A Computational Atlas for Transcriptomic Exploration of M. buryatense Using Unsupervised Machine Learning and Interactive Data Visualization
ABSTRACT. Methanotrophs are organisms that naturally consume methane for energy, and through metabolic engineering hold potential to mitigate contributions of atmospheric methane to global warming. Characterized by its robust growth both in nature and experimental settings, Methylotuvimicrobium buryatense is a promising candidate. To develop tangible solutions at scale, biologists first require a deeper understanding of its genome. Here, I present an open-source software tool designed for biologists to interactively probe the M. buryatense transcriptome for exploratory analysis. By aggregating bulk RNA-seq datasets from the past decade of experimentation and applying unsupervised machine learning clustering algorithms, we cluster genes by their expression profiles in differing growth conditions.

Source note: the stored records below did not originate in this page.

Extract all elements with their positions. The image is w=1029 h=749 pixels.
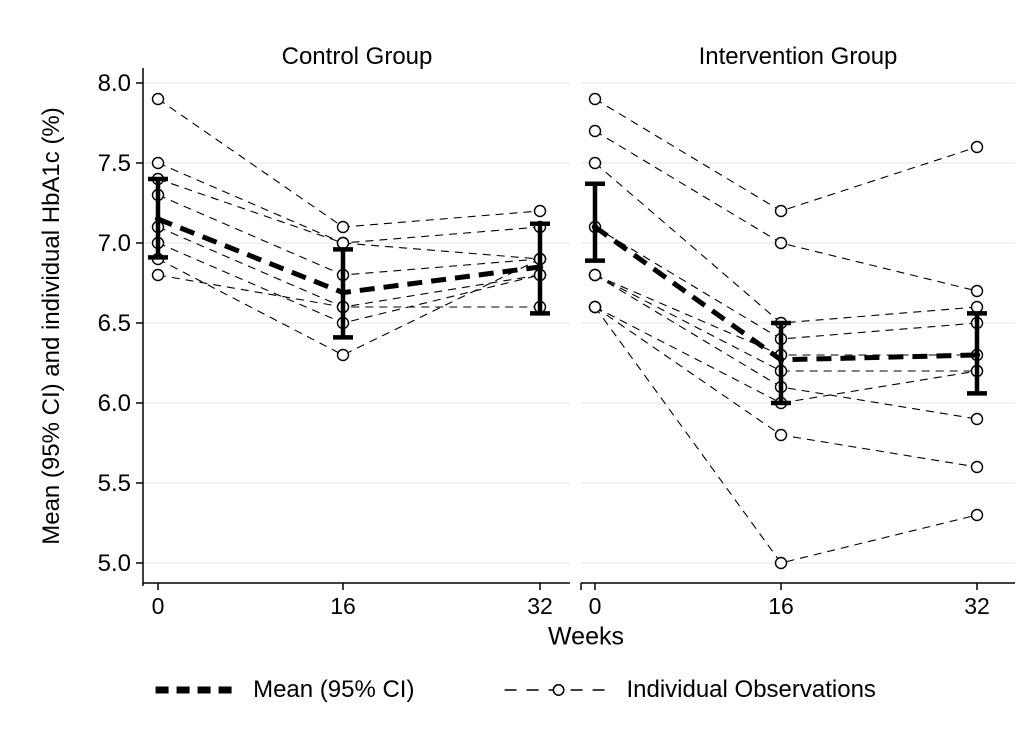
individual-trajectory bbox=[157, 178, 541, 260]
mean-point bbox=[339, 289, 347, 296]
individual-trajectory bbox=[594, 306, 978, 404]
y-tick-label: 7.0 bbox=[98, 230, 131, 257]
legend-item-mean: Mean (95% CI) bbox=[153, 676, 414, 704]
mean-point bbox=[777, 356, 785, 363]
individual-trajectory bbox=[594, 306, 978, 564]
y-tick-label: 6.0 bbox=[98, 390, 131, 417]
individual-trajectory bbox=[157, 194, 541, 276]
observation-marker bbox=[588, 92, 602, 106]
legend-item-individual: Individual Observations bbox=[502, 676, 876, 704]
x-tick-label: 16 bbox=[768, 593, 794, 619]
x-tick-label: 32 bbox=[527, 593, 553, 619]
individual-observations bbox=[588, 92, 984, 570]
mean-trajectory bbox=[157, 216, 541, 296]
y-tick-label: 6.5 bbox=[98, 310, 131, 337]
x-tick-label: 0 bbox=[589, 593, 602, 619]
observation-marker bbox=[774, 428, 788, 442]
observation-marker bbox=[533, 204, 547, 218]
mean-point bbox=[154, 215, 162, 223]
legend-label-mean: Mean (95% CI) bbox=[253, 676, 415, 703]
individual-trajectory bbox=[594, 274, 977, 372]
panel-intervention: 0 16 32 bbox=[580, 82, 1015, 619]
observation-marker bbox=[774, 556, 788, 570]
y-tick-label: 8.0 bbox=[98, 70, 131, 97]
observation-marker bbox=[774, 204, 788, 218]
y-tick-label: 5.5 bbox=[98, 470, 131, 497]
observation-marker bbox=[970, 508, 984, 522]
individual-trajectory bbox=[157, 242, 541, 324]
observation-marker bbox=[588, 300, 602, 314]
observation-marker bbox=[774, 236, 788, 250]
legend-label-individual: Individual Observations bbox=[626, 676, 876, 703]
observation-marker bbox=[970, 412, 984, 426]
chart-plot-area: 0 16 32 8.0 7.5 7.0 6.5 6.0 5.5 5.0 0 16 32 bbox=[98, 68, 1015, 619]
observation-marker bbox=[970, 140, 984, 154]
observation-marker bbox=[588, 156, 602, 170]
panel-title-control: Control Group bbox=[281, 43, 433, 70]
y-axis-title: Mean (95% CI) and individual HbA1c (%) bbox=[38, 107, 65, 545]
chart-legend: Mean (95% CI) Individual Observations bbox=[153, 676, 876, 704]
individual-observations bbox=[151, 92, 547, 362]
y-tick-label: 7.5 bbox=[98, 150, 131, 177]
mean-with-ci bbox=[585, 181, 987, 406]
observation-marker bbox=[588, 268, 602, 282]
observation-marker bbox=[151, 156, 165, 170]
individual-trajectory bbox=[594, 274, 977, 356]
x-tick-label: 32 bbox=[964, 593, 990, 619]
observation-marker bbox=[588, 124, 602, 138]
mean-line-sample-icon bbox=[155, 686, 240, 694]
x-tick-label: 16 bbox=[330, 593, 356, 619]
individual-line-sample-icon bbox=[504, 684, 613, 696]
observation-marker bbox=[336, 236, 350, 250]
y-tick-label: 5.0 bbox=[98, 550, 131, 577]
mean-point bbox=[973, 351, 981, 359]
panel-title-intervention: Intervention Group bbox=[698, 43, 898, 70]
observation-marker bbox=[970, 284, 984, 298]
observation-marker bbox=[151, 268, 165, 282]
observation-marker bbox=[970, 300, 984, 314]
individual-trajectory bbox=[594, 98, 978, 212]
observation-marker bbox=[151, 92, 165, 106]
individual-trajectory bbox=[157, 162, 541, 244]
observation-marker bbox=[970, 460, 984, 474]
mean-point bbox=[536, 263, 544, 271]
individual-trajectory bbox=[594, 274, 978, 420]
mean-with-ci bbox=[148, 176, 550, 340]
x-axis-title: Weeks bbox=[548, 622, 624, 651]
panel-control: 0 16 32 8.0 7.5 7.0 6.5 6.0 5.5 5.0 bbox=[98, 68, 570, 619]
individual-trajectory bbox=[157, 258, 541, 356]
x-tick-label: 0 bbox=[152, 593, 165, 619]
individual-trajectory bbox=[157, 226, 541, 308]
observation-marker bbox=[336, 348, 350, 362]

These gene clusters are annotated with statistically significant gene ontology (GO) terms using gene-set enrichment analysis for functional interpretation. To enhance domain-expert researchers’ ability to explore and drill-down into specific queries, I unify these cluster-specific analyses in a web application using interactive data visualization techniques built on a ReactJS frontend and Azure Cloud backend. With both exploratory and query-focused use cases, this software tool can support M. buryatense biologist workflows for confirming putative molecular biology, investigate existing biological questions, and possibly generate new experimental hypotheses for further testing in the wetlab.